La obesidad altera el cerebro de los adolescentes

ABC

Según la OMS, el número de bebés y niños pequeños con sobrepeso u obesidad de cinco años o menos aumentó de 32 millones a nivel mundial en 1990 a 41 millones en 2016

Reducción de FA en pacientes obesos en comparación con los controles, y esqueleto de FA (verde), superpuesto a la media de las imágenes de FA en la muestra. – Study author and RSNA

La obesidad en los más jóvenes se ha convertido en un importante problema de salud pública, especialmente en algunos países, como EE.UU. donde porcentaje de niños y adolescentes afectados por la obesidad se ha más que triplicado desde la década de 1970, según los Centros para el Control y la Prevención de Enfermedades. En el mundo, según datos de la Organización Mundial de la Salud (OMS), el número de bebés y niños pequeños con sobrepeso u obesidad de cinco años o menos aumentó de 32 millones a nivel mundial en 1990 a 41 millones en 2016.

Y si bien la obesidad se asocia principalmente con el aumento de peso, la evidencia reciente sugiere que la enfermedad desencadena inflamación en el sistema nervioso que podría dañar regiones importantes del cerebro. Según un estudio presentado durante la reunión anual de la Sociedad Radiológica de América del Norte, los investigadores que han empleado técnicas de resonancia magnética para identificar signos de daño que pueden estar relacionados con la inflamación en el cerebro de adolescentes obesos.
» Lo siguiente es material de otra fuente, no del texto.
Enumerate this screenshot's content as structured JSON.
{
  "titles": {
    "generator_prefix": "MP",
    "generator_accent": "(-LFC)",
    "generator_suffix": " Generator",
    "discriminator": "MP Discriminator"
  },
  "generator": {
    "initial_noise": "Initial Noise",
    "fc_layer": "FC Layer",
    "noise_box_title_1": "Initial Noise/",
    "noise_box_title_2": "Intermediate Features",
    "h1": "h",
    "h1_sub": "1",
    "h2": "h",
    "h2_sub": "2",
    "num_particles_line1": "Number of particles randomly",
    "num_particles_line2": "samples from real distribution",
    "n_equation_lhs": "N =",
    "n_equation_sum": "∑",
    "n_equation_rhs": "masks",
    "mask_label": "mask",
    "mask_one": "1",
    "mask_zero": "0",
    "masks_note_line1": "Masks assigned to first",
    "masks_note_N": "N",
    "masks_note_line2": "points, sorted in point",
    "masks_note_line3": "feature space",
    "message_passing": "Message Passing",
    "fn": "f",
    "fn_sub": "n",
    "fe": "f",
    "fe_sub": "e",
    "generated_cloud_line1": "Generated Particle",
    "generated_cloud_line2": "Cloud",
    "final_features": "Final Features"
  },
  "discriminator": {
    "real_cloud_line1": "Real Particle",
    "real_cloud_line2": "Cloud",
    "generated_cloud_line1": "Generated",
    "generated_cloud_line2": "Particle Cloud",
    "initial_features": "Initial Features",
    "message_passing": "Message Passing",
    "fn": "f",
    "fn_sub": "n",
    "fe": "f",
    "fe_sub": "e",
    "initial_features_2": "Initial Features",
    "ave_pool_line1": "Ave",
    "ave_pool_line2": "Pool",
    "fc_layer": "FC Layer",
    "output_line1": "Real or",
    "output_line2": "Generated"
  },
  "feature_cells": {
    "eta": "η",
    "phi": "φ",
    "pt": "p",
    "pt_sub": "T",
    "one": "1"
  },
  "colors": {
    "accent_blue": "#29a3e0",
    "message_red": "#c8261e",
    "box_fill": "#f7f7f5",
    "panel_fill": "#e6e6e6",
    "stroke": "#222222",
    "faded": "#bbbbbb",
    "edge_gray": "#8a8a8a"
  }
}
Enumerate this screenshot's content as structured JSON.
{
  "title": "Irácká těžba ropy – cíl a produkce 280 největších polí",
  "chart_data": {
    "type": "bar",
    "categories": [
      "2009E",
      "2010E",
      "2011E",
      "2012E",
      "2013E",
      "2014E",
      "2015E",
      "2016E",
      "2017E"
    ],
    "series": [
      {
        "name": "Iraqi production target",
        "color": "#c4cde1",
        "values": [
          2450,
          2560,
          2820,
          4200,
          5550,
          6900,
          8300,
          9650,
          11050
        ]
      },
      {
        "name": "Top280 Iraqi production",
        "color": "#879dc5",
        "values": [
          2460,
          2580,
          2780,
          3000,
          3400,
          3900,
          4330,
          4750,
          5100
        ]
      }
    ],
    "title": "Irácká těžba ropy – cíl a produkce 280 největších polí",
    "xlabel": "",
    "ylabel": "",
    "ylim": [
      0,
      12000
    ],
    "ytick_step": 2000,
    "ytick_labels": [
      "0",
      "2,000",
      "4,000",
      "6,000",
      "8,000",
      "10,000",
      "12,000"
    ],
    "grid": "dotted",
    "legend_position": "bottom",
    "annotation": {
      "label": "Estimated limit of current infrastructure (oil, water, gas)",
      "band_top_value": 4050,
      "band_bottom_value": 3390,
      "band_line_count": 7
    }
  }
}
En concreto, los científicos de la Universidad de São Paulo (Brasil) han utilizado una técnica denominada la imagen de tensor de difusión (DTI), que rastrea la difusión del agua a lo largo de los tractos de materia blanca portadora de señales del cerebro.

Para el nuevo estudio, los investigadores compararon los resultados de DTI en 59 adolescentes obesos y 61 adolescentes sanos, de 12 a 16 años. El parámetro que han empelado, llamado anisotropía fraccionada (FA), se correlaciona con la condición de la sustancia blanca del cerebro. Una reducción en FA es indicativa de un daño creciente en la sustancia blanca.

Los resultados mostraron una reducción de los valores de FA en los adolescentes obesos en regiones ubicadas en el cuerpo calloso, un paquete de fibras nerviosas que conecta los hemisferios izquierdo y derecho del cerebro. La disminución de FA también se encontró en la circunvolución orbitofrontal media, una región del cerebro relacionada con el control emocional y el circuito de recompensa. Ninguna de las regiones del cerebro en pacientes obesos había aumentado la FA.

«Hemos visto cambios cerebrales en adolescentes obesos relacionados con regiones importantes responsables del control del apetito, las emociones y las funciones cognitivas», afirma la coautora del estudio Pamela Bertolazzi.

Este patrón de daño se correlacionó con algunos marcadores inflamatorios como la leptina, una hormona producida por las células grasas que ayuda a regular los niveles de energía y las reservas de grasa. En algunas personas obesas, el cerebro no responde a la leptina, lo que hace que sigan comiendo a pesar de las reservas de grasa adecuadas o excesivas. Esta situación, conocida como resistencia a la leptina, hace que las células grasas produzcan aún más leptina.

El empeoramiento de la sustancia blanca también se asoció con los niveles de insulina, una hormona producida en el páncreas que ayuda a regular los niveles de azúcar en la sangre. Las personas obesas a menudo sufren de resistencia a la insulina, un estado en el que el cuerpo es resistente a los efectos de la hormona.

«Nuestros datos mostraron una correlación positiva entre los cambios cerebrales y las hormonas como la leptina y la insulina -señala Bertolazzi-. Además, encontramos una asociación positiva con marcadores inflamatorios, lo que nos lleva a creer en un proceso de neuroinflamación además de la resistencia a la insulina y la leptina».

«En el futuro, nos gustaría repetir la resonancia magnética cerebral en estos adolescentes después del tratamiento dirigido a la pérdida de peso para evaluar si los cambios cerebrales son reversibles o no», concluye.